Don't miss the chance to see Shaped by the Loom: Weaving Worlds in the American Southwest at the Bard Graduate Centre to explore the world of Navajo weaving. This dynamic gallery and online experience presents never-before-seen textiles created by Diné artists. These historic blankets, garments, and rugs from the American Museum of Natural History are situated alongside contemporary works by Diné weavers and visual artists, such as Barbara Teller Ornelas and Lynda Teller Pete. Shaped by the Loom highlights seasonal cycles that guide the harvesting of dye plants, the cosmologies that inform a weaver’s work, and the songs, stories, and prayers that are woven into every piece. The items in the exhibition will be accompanied by artist interviews, interactive storytelling, and stunning panoramic views of the Navajo Nation. Shaped by the Loom elevates the voices of Indigenous artists and makers to express the cultural legacy and continued vibrancy of weaving traditions in the American Southwest.
Image: Darby Raymond-Overstreet (Diné), The Passage, July 2019. Scanned Navajo textiles, canvas print, pine, wool. Courtesy of the artist. Image above: purchased by Uriah S. Hollister, 1911. Courtesy of the Division of Anthropology, American Museum of Natural History.
To know Navajo weaving, one must also understand the network of relationships that sustains a larger world, or ecosystem, of craft production in the American Southwest. This world includes the sheep, the seasonal cycles that guide the harvesting of dye plants, the individual and communal rhythms of making, the cosmologies that inform a weaver’s work, and the songs, stories, and prayers that are woven into every rug. With this in mind, Shaped by the Loom places Indigenous aesthetics and ways of knowing at the center of Navajo textile production, highlighting the localised and land-based knowledge systems that guide the process behind the finished product. Rather than reifying the object, this perspective foregrounds the active and generative practices that shape and animate this art form.
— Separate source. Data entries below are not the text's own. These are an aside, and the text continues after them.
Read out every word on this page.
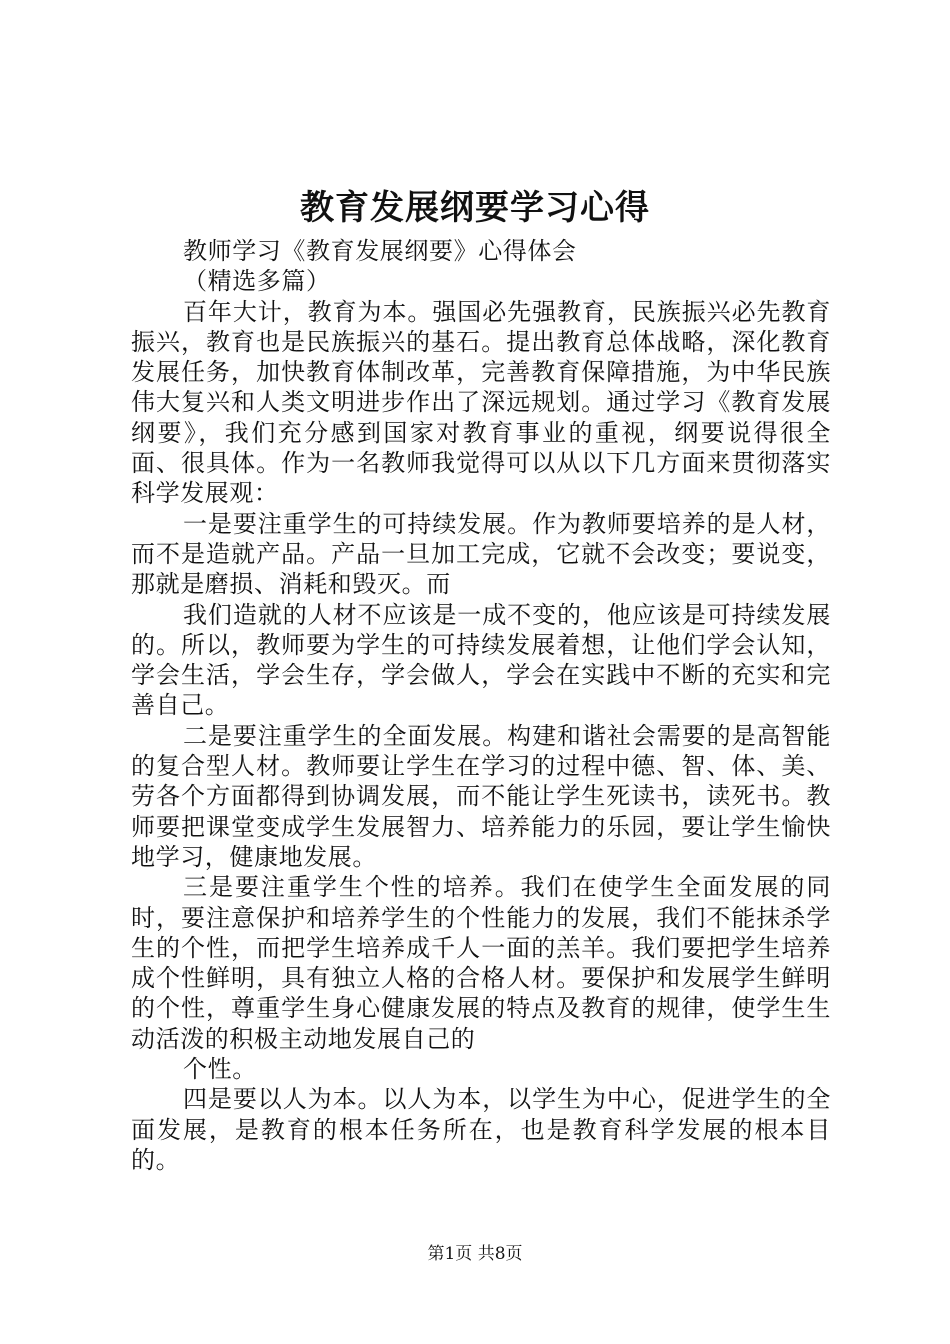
教育发展纲要学习心得

教师学习《教育发展纲要》心得体会

（精选多篇）

百年大计，教育为本。强国必先强教育，民族振兴必先教育振兴，教育也是民族振兴的基石。提出教育总体战略，深化教育发展任务，加快教育体制改革，完善教育保障措施，为中华民族伟大复兴和人类文明进步作出了深远规划。通过学习《教育发展纲要》，我们充分感到国家对教育事业的重视，纲要说得很全面、很具体。作为一名教师我觉得可以从以下几方面来贯彻落实科学发展观：

一是要注重学生的可持续发展。作为教师要培养的是人材，而不是造就产品。产品一旦加工完成，它就不会改变；要说变，那就是磨损、消耗和毁灭。而

我们造就的人材不应该是一成不变的，他应该是可持续发展的。所以，教师要为学生的可持续发展着想，让他们学会认知，学会生活，学会生存，学会做人，学会在实践中不断的充实和完善自己。

二是要注重学生的全面发展。构建和谐社会需要的是高智能的复合型人材。教师要让学生在学习的过程中德、智、体、美、劳各个方面都得到协调发展，而不能让学生死读书，读死书。教师要把课堂变成学生发展智力、培养能力的乐园，要让学生愉快地学习，健康地发展。

三是要注重学生个性的培养。我们在使学生全面发展的同时，要注意保护和培养学生的个性能力的发展，我们不能抹杀学生的个性，而把学生培养成千人一面的羔羊。我们要把学生培养成个性鲜明，具有独立人格的合格人材。要保护和发展学生鲜明的个性，尊重学生身心健康发展的特点及教育的规律，使学生生动活泼的积极主动地发展自己的

个性。

四是要以人为本。以人为本，以学生为中心，促进学生的全面发展，是教育的根本任务所在，也是教育科学发展的根本目的。

第1页 共8页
Just as the Navajo language is powerfully verb-oriented, weaving metaphors are equally action-oriented, reflecting the connection between mind, body, and material inherent to the making process.
Image: Unidentified Diné)Navajo artist, Chief's Phase 2 blanket, before 1911. Purchased by Uriah S. Hollister, 1911. Wool, tapestry weave. Courtesy of the Division of Anthropology, American Museum of History, 50.1/4425.
By exploring the various modes and contexts of intercultural influence, adaptation, and exchange in the region, we also examine the trans-historical conditions for change in this particular medium, and how it is intertwined with materials, objects, and social practices that articulate both cultural and regional identities. With a focus on Navajo textiles, comparisons are made with Pueblo and Hispanic weaving traditions to show regional variation in—and transmission of—motifs, materials, techniques, and technologies.
Image: Roselyn Washburn, Diné/Navajo dye chart, 2019. Dried plants, wool, ink and paper. Courtesy of John McCulloch, Teec Nos Pos Trading Post. Image courtesy of Bruce White.
Shaped by the Loom brings into dialogue multiple aspects of process, including the tangible and the intangible, the visual and the tacit. It strives to de-formalise Navajo weaving in order to shift analysis away from the development of periods, designs, and styles toward an alternative framework—one that emphasises Native agency and experience in the history of textile production. As a result, we re-center weaving as a cultural practice, a mode of engagement with the natural world, and a system of Indigenous knowledge production and transmission, in addition to acknowledging its predominantly non-Native economic and institutional history. Striving to bring specificity to the documentation and interpretation of AMNH’s historic collection, this innovative digital project elevates the voices of contemporary Native artists and makers to express the cultural legacy and continued vibrancy of weaving traditions in the American Southwest. It takes many voices to tell this story, bringing different cultures of knowledge production into conversation and highlighting the diversity of perspectives embedded within these narratives. Through concepts of relationality, land-based literacies, and embodied ways of knowing, as well as interactive storytelling, dye and fibre analysis, and a variety of media, Shaped by the Loom will advance and enrich discourses relating to Native American textile art, craft history and theory, and issues of cultural preservation and heritage.
Shaped by the Loom: Weaving Worlds in the American Southwest is on at the Bard Graduate Centre until 9 July 2023.